Complete democracies: Countries that not only uphold fundamental political and civil liberties, but also tend to have a political culture that encourages democracy to flourish.

The way the government works is good. Media are diverse and independent. The checks and balances system works well.

Decisions made by the judiciary are enforced and the judiciary is independent. Democracies only have a few issues with how they work.

Chile, France, and Spain re-joined the top-ranked countries (those with a score of more than 8.00 out of 10) in 2022, bringing the total number of “full democracies” up to 24. In 2021, there were 21 such states.

48 “flawed democracies,” the second-largest group of nations, followed. They accounted for a staggering 37.3% of the world’s population while making up approximately 28.7% of all countries.

Democracies with flaws: Even when there are issues, such as restrictions on the freedom of the media, fundamental civil liberties are upheld. These nations also hold elections that are free and fair.

However, other aspects of democracy have significant flaws, such as issues with governance, a weak political culture, and low levels of political participation.

In 2022, there were 48 “flawed democracies,” a five-year decrease from the previous year.

36 nations, including Pakistan, had hybrid regimes that were neither democratic nor authoritarian.

They accounted for 17.9% of the world’s population and made up around 21.6% of countries.

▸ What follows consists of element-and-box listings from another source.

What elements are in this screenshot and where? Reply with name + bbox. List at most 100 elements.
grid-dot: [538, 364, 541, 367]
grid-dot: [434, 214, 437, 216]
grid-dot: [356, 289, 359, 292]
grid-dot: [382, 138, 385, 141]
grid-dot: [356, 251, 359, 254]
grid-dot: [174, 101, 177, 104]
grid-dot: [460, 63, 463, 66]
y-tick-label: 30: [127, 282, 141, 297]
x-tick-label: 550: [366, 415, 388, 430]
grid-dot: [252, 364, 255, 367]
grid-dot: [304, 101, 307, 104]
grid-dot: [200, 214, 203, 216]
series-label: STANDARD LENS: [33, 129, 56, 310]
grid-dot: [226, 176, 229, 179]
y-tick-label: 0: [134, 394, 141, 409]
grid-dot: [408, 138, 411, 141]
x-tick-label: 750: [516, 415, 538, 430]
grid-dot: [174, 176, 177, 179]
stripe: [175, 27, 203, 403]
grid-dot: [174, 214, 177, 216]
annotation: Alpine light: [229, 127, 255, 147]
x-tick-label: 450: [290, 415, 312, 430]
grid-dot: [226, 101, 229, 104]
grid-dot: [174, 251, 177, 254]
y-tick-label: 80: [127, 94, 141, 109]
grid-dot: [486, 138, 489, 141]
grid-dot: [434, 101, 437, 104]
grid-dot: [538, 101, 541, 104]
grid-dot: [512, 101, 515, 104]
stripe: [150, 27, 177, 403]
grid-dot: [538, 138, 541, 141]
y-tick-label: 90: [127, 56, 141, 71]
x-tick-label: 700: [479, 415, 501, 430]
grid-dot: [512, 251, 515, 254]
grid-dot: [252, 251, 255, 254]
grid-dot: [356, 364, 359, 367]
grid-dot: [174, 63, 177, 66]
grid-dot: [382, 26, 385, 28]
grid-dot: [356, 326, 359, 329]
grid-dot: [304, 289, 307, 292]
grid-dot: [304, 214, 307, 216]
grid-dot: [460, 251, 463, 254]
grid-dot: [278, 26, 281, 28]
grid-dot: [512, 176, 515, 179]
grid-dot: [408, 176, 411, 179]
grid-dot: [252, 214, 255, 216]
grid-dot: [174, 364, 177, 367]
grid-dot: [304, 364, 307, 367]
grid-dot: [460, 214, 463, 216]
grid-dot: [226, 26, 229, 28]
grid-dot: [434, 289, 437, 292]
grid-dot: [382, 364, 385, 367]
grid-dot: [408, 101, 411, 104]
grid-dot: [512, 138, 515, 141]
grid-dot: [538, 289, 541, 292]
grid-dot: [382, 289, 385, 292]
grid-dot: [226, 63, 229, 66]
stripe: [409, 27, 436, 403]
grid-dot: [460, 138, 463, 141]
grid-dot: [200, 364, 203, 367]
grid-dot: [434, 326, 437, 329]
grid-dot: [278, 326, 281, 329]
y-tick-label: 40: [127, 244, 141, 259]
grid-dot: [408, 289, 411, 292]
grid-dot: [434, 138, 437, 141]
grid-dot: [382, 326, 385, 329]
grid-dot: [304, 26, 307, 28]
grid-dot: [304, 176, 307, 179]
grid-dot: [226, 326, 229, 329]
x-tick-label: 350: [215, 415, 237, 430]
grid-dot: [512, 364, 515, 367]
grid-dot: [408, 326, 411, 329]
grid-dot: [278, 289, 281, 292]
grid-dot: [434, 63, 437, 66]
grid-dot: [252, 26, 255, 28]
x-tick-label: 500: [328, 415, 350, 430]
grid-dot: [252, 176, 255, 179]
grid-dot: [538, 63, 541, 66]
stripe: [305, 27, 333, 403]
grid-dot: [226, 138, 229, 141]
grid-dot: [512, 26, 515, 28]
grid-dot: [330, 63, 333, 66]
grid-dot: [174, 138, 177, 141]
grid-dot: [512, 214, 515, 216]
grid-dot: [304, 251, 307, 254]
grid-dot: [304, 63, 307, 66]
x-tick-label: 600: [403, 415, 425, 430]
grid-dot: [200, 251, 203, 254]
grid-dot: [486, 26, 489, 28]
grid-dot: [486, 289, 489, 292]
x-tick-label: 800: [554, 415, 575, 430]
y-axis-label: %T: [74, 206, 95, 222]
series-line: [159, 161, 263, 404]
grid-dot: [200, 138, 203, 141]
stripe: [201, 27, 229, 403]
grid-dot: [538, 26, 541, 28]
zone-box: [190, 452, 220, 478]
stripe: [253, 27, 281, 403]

Regimes that combine There are significant irregularities in elections that frequently prevent them from being free and fair.

It’s possible that the government exerts pressure on opposition candidates and parties. In terms of political participation, government operation, and political culture, serious flaws are more prevalent than in flawed democracies.

The rule of law is weak and corruption is prevalent. Civil society lacks strength. Journalists are frequently subjected to harassment and pressure, and the judiciary is not independent.

In 2022, 36 countries were categorized as “hybrid regimes,” up from 34 the year before.

The largest group of nations, those with authoritarian governments, came next.

There were 59 countries in this group, or 35.3% of all countries. According to the report, such nations house approximately 36.9% of the world’s population.

As in 2021, 59 of the remaining 95 countries on the index are “authoritarian regimes.”

Regimes ruled by men: State political pluralism is either severely restricted or absent in these nations.

This group includes a large number of dictatorships. Although there may be some formal democratic institutions, they lack substance. If elections do take place, they are not free and fair. Civil liberties violations and abuses are not taken seriously.

Most of the time, the media are owned by the state or run by groups with ties to the government. Censorship and criticism of the government are severely restricted. There is no judiciary that is independent.

The following are the five categories on which EIU bases its Democracy Index:

pluralism and the electoral system;

individual rights;

the way the government works;

participation in politics; and political culture The five subcategories are related to one another and combine to create a coherent conceptual unit.

Clearly, all definitions are contingent on the holding of free and fair competitive elections and satisfying related aspects of political freedom.

Countries in the top three The index’s top three spots were held by countries like Norway, New Zealand, and Iceland.

Sweden and Finland made up the other top five.

Their combined scores were at or above 9.29.

With a score of 8.88, Canada was 12th out of the top 10. The United States of America was ranked 30th with a score of 7.85, while the United Kingdom ranked 18th with an 8.28 score.

With a score of 7.04, India finished 46th.